Enfin, les élections européennes, avec l’importance des résultats cumulés des deux candidats issus de la mouvance nationale et surtout, l’élection d’un nationaliste corse au Parlement de Bruxelles, ont fini d’installer l’idée que notre famille politique, dans la diversité de ses convictions, pouvait constituer une force capable d’incarner l’alternative et le changement à l’occasion des territoriales de mars 2010.

Néanmoins, et l’opinion corse le sait : notre courant d’idées s’organise à ce jour autour de deux conceptions :

- l’une privilégiant un parti structuré ;

- l’autre plus transversale, dans le cadre d’un espace de convergence ouvert non seulement aux partis et mouvements politiques, mais également aux autres forces vives organisées, et plus largement à celles et ceux n’appartenant à aucune structure mais se reconnaissant dans les valeurs et les idées que nous défendons ;

Ce débat ainsi que d’autres relatifs par exemple à la stratégie électorale, nous ont occupés pendant de nombreux mois : chacun aurait pu camper sur ses positions, et aller au bout d’une logique de concurrence, en présentant deux listes distinctes.

Nous avons, les uns et les autres, écarté cette option pour trois raisons essentielles et décisives :

1) Le choix de la maturité politique : au moment où les partis traditionnels, à droite et à gauche, donnent l’image de la division, nous avons fait le choix de l’union, et envoyé ainsi un message politique fort, qui permet d’ouvrir une perspective d’espoir.

2) Le poids de l’urgence : dans tous les domaines, la situation s’accélère et risque de devenir irréversible : question foncière, question sociale, courbe démographique, déclin de l’identité, problèmes économiques, maîtrise de nos choix stratégiques. Il faut impérativement apporter sans délai des réponses fortes à ces problèmes.

3) L’attente de notre peuple : Les Corses espèrent que ce scrutin marquera le début d’une ère nouvelle, et ils attendent des nationalistes qu’ils occupent leur place dans ce changement.

Pour toutes ces raisons, nous avons recherché et finalisé un accord politique d’ensemble, qui reste ouvert à celles et ceux qui souhaitent participer à la démarche d’union.
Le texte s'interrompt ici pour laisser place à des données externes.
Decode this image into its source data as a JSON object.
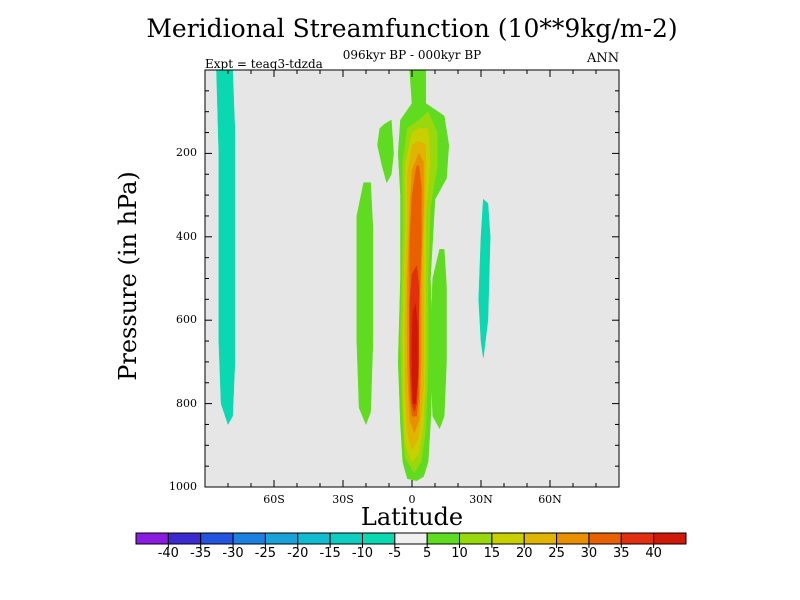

Dès aujourd’hui, nous engageons l’ensemble de nos forces sur le terrain.

Dans les jours à venir, notre action va s’articuler autour des éléments suivants :

- La création, dès le samedi 30 janvier 2010, d’un espace de convergence, ouvert aux partis et mouvements, ainsi qu’aux femmes et hommes désireux de s’approprier la démarche et de la faire vivre ;

- La présentation d’un projet politique porté par cet espace de convergence, et apportant des réponses précises aux attentes des Corses : ce projet reste bien sur soumis à amélioration et enrichissement ;

- La validation d’une charte de nos élus territoriaux, rappelant les valeurs fondatrices de notre démarche, et organisant les rapports entre l’élu territorial et ses mandants ;

- La large diffusion d’un « contrat de mandature » qui énumérera de façon très claire les bases politiques autour desquelles nous rechercherons un contrat de gouvernement avec d’autres forces politiques(question foncière ; langue ; développement économique, etc..)

Cette volonté de convergence se concrétisera bien évidemment par la constitution d’une liste d’union et de rassemblement large et ouverte, qui sera présentée dans les prochains jours.
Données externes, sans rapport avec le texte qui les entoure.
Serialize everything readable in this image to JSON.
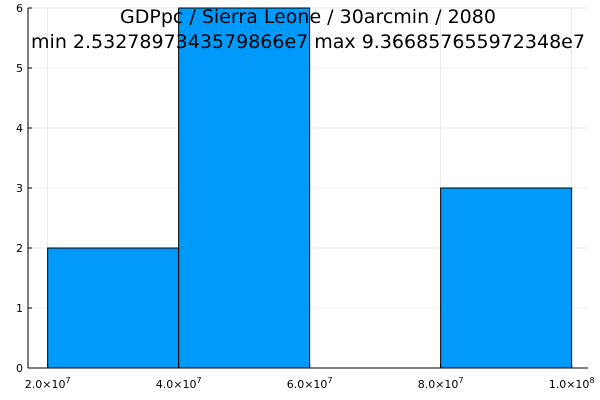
{
  "chart_data": {
    "type": "bar",
    "title": "GDPpc / Sierra Leone / 30arcmin / 2080",
    "subtitle": "min 2.5327897343579866e7  max 9.366857655972348e7",
    "xlabel": "",
    "ylabel": "",
    "xlim": [
      17000000,
      102500000
    ],
    "ylim": [
      0,
      6
    ],
    "grid": true,
    "legend": "none",
    "bar_color": "#009AFA",
    "bins": [
      {
        "x0": 20000000,
        "x1": 40000000,
        "count": 2
      },
      {
        "x0": 40000000,
        "x1": 60000000,
        "count": 6
      },
      {
        "x0": 60000000,
        "x1": 80000000,
        "count": 0
      },
      {
        "x0": 80000000,
        "x1": 100000000,
        "count": 3
      }
    ],
    "x_ticks": [
      {
        "value": 20000000,
        "mantissa": "2.0",
        "exp": "7"
      },
      {
        "value": 40000000,
        "mantissa": "4.0",
        "exp": "7"
      },
      {
        "value": 60000000,
        "mantissa": "6.0",
        "exp": "7"
      },
      {
        "value": 80000000,
        "mantissa": "8.0",
        "exp": "7"
      },
      {
        "value": 100000000,
        "mantissa": "1.0",
        "exp": "8"
      }
    ],
    "y_ticks": [
      {
        "value": 0,
        "label": "0"
      },
      {
        "value": 1,
        "label": "1"
      },
      {
        "value": 2,
        "label": "2"
      },
      {
        "value": 3,
        "label": "3"
      },
      {
        "value": 4,
        "label": "4"
      },
      {
        "value": 5,
        "label": "5"
      },
      {
        "value": 6,
        "label": "6"
      }
    ]
  }
}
Cette ouverture va naturellement vers nos amis et partenaires d’I Verdi Corsi et de Via Prugressista, en dépit des divergences qui ont pu se faire jour, sur l’élaboration de la liste par exemple. Elle s’adresse également à tous les Corses désireux de bâtir une réelle alternative.

Nous invitons en conséquence les femmes et hommes intéressé(e)s par cette démarche à nous rejoindre, en participant activement à notre rassemblement du 30 janvier prochain, à l’Université de Corse, à 14h30, lequel aura pour objet :

- création de l’espace de convergence

- présentation du projet

- adoption et présentation de la charte des élus et du contrat de mandature

La campagne électorale est aujourd’hui lancée.